A mum whose son’s brain was removed without her knowledge after he died has voiced her horror after learning that parts of other organs were also taken.
June Bayley, 61, buried tragic 12-year-old Ben Mallia in 1997, unaware that his brain had been taken out during an autopsy at Addenbrooke’s Hospital in Cambridge.
This month she learned that parts of his lungs, pancreas and liver were also removed.
She now plans to exhume a box buried alongside him to find out if they were returned, as hospital chiefs claim.
June, who has been diagnosed with Post Traumatic Stress Disorder (PTSD), said after the latest devastating revelation: “I was absolutely gobsmacked, I broke down in the car.
“I couldn’t believe what I was reading. It’s absolutely disgusting, people need to know.”
Ben, who was terminally ill with a rare brain condition called DRPLA, died at home after contracting bilateral bronchopneumonia in August 1997.
June believes there was no reason for an autopsy to be carried out, and had no idea his brain was removed.
“I’m Roman Catholic, when Ben passed away I had him come home for a couple of days,” she recalled.
“I was told whatever you do, don’t touch his head. I thought his eyes looked strange, but I didn’t know his brain had been removed.”
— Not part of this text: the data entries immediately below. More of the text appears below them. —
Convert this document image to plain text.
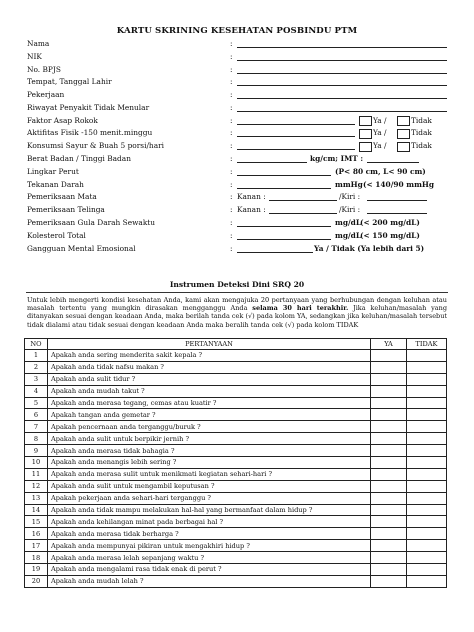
KARTU SKRINING KESEHATAN POSBINDU PTM
Nama	:
NIK	:
No. BPJS	:
Tempat, Tanggal Lahir	:
Pekerjaan	:
Riwayat Penyakit Tidak Menular	:
Faktor Asap Rokok	:	Ya /	Tidak
Aktifitas Fisik -150 menit.minggu	:	Ya /	Tidak
Konsumsi Sayur & Buah 5 porsi/hari	:	Ya /	Tidak
Berat Badan / Tinggi Badan	:	kg/cm; IMT :
Lingkar Perut	:	(P< 80 cm, L< 90 cm)
Tekanan Darah	:	mmHg (< 140/90 mmHg
Pemeriksaan Mata	: Kanan :	/Kiri :
Pemeriksaan Telinga	: Kanan :	/Kiri :
Pemeriksaan Gula Darah Sewaktu	:	mg/dL
(< 200 mg/dL)
Kolesterol Total	:	mg/dL
(< 150 mg/dL)
Gangguan Mental Emosional	:	Ya / Tidak (Ya lebih dari 5)
Instrumen Deteksi Dini SRQ 20
Untuk lebih mengerti kondisi kesehatan Anda, kami akan mengajuka 20 pertanyaan yang berhubungan dengan keluhan atau masalah tertentu yang mungkin dirasakan mengganggu Anda selama 30 hari terakhir. Jika keluhan/masalah yang ditanyakan sesuai dengan keadaan Anda, maka berilah tanda cek (√) pada kolom YA, sedangkan jika keluhan/masalah tersebut tidak dialami atau tidak sesuai dengan keadaan Anda maka beralih tanda cek (√) pada kolom TIDAK
NO	PERTANYAAN	YA	TIDAK
1	Apakah anda sering menderita sakit kepala ?		
2	Apakah anda tidak nafsu makan ?		
3	Apakah anda sulit tidur ?		
4	Apakah anda mudah takut ?		
5	Apakah anda merasa tegang, cemas atau kuatir ?		
6	Apakah tangan anda gemetar ?		
7	Apakah pencernaan anda terganggu/buruk ?		
8	Apakah anda sulit untuk berpikir jernih ?		
9	Apakah anda merasa tidak bahagia ?		
10	Apakah anda menangis lebih sering ?		
11	Apakah anda merasa sulit untuk menikmati kegiatan sehari-hari ?		
12	Apakah anda sulit untuk mengambil keputusan ?		
13	Apakah pekerjaan anda sehari-hari terganggu ?		
14	Apakah anda tidak mampu melakukan hal-hal yang bermanfaat dalam hidup ?		
15	Apakah anda kehilangan minat pada berbagai hal ?		
16	Apakah anda merasa tidak berharga ?		
17	Apakah anda mempunyai pikiran untuk mengakhiri hidup ?		
18	Apakah anda merasa lelah sepanjang waktu ?		
19	Apakah anda mengalami rasa tidak enak di perut ?		
20	Apakah anda mudah lelah ?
In the months following his death, June suffered distressing nightmares, which eventually prompted her to seek out his autopsy report.
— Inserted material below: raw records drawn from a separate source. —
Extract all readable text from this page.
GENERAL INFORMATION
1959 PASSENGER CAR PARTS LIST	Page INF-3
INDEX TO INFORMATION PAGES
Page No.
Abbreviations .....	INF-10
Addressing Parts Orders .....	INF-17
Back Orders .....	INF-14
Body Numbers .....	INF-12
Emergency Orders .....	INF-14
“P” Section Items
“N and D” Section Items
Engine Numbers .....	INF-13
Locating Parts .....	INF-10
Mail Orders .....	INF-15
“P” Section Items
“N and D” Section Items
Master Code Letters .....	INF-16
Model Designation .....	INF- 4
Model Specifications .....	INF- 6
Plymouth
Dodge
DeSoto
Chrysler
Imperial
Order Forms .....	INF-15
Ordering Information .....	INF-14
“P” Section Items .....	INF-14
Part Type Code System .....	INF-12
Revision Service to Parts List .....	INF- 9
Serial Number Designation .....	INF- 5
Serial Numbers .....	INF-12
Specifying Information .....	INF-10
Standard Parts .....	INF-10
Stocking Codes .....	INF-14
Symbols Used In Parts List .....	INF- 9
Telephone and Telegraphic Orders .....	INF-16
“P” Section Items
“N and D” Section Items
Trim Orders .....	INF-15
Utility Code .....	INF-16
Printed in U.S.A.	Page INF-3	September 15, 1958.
She said: “I kept having really bad nightmares about my son, I went to my doctor and said ‘I’ve just got a feeling they did something to Ben.'”
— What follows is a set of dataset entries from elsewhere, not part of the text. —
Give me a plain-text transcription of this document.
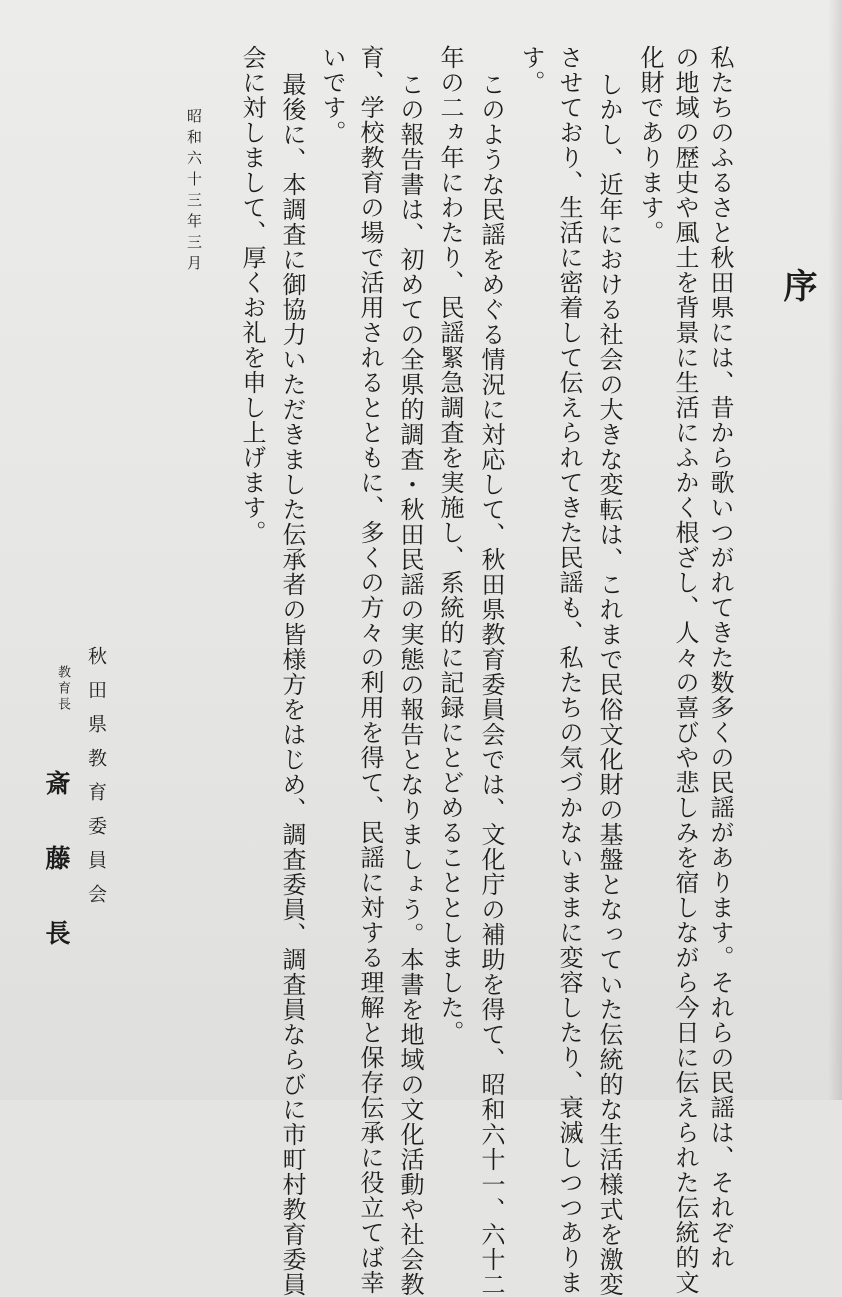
序
私たちのふるさと秋田県には、昔から歌いつがれてきた数多くの民謡があります。それらの民謡は、それぞれ
の地域の歴史や風土を背景に生活にふかく根ざし、人々の喜びや悲しみを宿しながら今日に伝えられた伝統的文
化財であります。
しかし、近年における社会の大きな変転は、これまで民俗文化財の基盤となっていた伝統的な生活様式を激変
させており、生活に密着して伝えられてきた民謡も、私たちの気づかないままに変容したり、衰滅しつつありま
す。
このような民謡をめぐる情況に対応して、秋田県教育委員会では、文化庁の補助を得て、昭和六十一、六十二
年の二ヵ年にわたり、民謡緊急調査を実施し、系統的に記録にとどめることとしました。
この報告書は、初めての全県的調査・秋田民謡の実態の報告となりましょう。本書を地域の文化活動や社会教
育、学校教育の場で活用されるとともに、多くの方々の利用を得て、民謡に対する理解と保存伝承に役立てば幸
いです。
最後に、本調査に御協力いただきました伝承者の皆様方をはじめ、調査委員、調査員ならびに市町村教育委員
会に対しまして、厚くお礼を申し上げます。
昭和六十三年三月
秋田県教育委員会
教育長
斎藤長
June said her doctor obtained the report in 1999, and it was from this that she learned Ben’s brain had been in a lab for 18 months without her knowledge.
During her son’s lifetime, she had told medics that she did not consent to his organs being removed – which she says would have been in his medical records.
At the time the law said organs could only be taken out if there was “no reason to believe” relatives would object.
“You can’t desecrate a body like this, there’s proper protocols,” she said.
“He was suffering so much alive, I told Ben’s doctors that no one is touching him when he died.”
His brain was finally returned in 2001 in a box which was buried alongside Ben in Bury St Edmonds.
“A priest blessed the box and I thought that’s the end of it,” June said.
But she was troubled by a reference in the autopsy report saying that Ben’s spinal cord had been removed.
The hospital later said this was a “typographical error”, and June decided not to pursue it until she was diagnosed with PTSD earlier this year.
“In order to go forward you have to go back,” she said. “So I decided I had to find out what had really happened.”
She contacted Cambridge University Hospital Trust, and discovered a lab report written following Ben’s death had survived – which she demanded to see.
What she learned was worse than she expected, as it contained references to the other organs.
The trust said a number of slides containing traces from Ben’s lungs, liver and pancreas were returned along with his brain.
June said she now wants to verify this is the case, as she did not look inside the box.
“They hadn’t told me about them, I just knew his brain was in there,” she said.
“I will have it exhumed. I need to know the truth. If they returned the slides, the glass will still be in the box and I will know for sure.”
To this day she has no idea what happened to Ben’s brain in the four years after he died.
“I’m a realist, I know there’s a lot of money to be made in research,” she said.
She does not accept the hospital’s assertion that Ben’s spinal cord was not removed, and says she will take them to court if needs be.
“I want them to tell me what happened under oath,” June said.
The trust’s medical director, Dr Ashley Shaw, said: “We have had two meetings during the last two months with Ms Bayley, and were able to talk through the same information that had been provided by the Trust in 2001, at the time of the National Organ Retention Enquiry.
“As previously stated, the only organ retained after her son’s post mortem here, was the brain.
“This was returned to Ms Bayley in 2001 via funeral directors, together with all the paperwork relating to this case, and a number of slides containing tiny pieces of tissue from the lung, liver and pancreas used for microscopic examination at the time of the post mortem.
“For the avoidance of any doubt, nothing else was removed or retained and nothing has changed since our correspondence with her lawyers in 2001.
“Ms Bayley has our continued sympathies for her devastating loss.”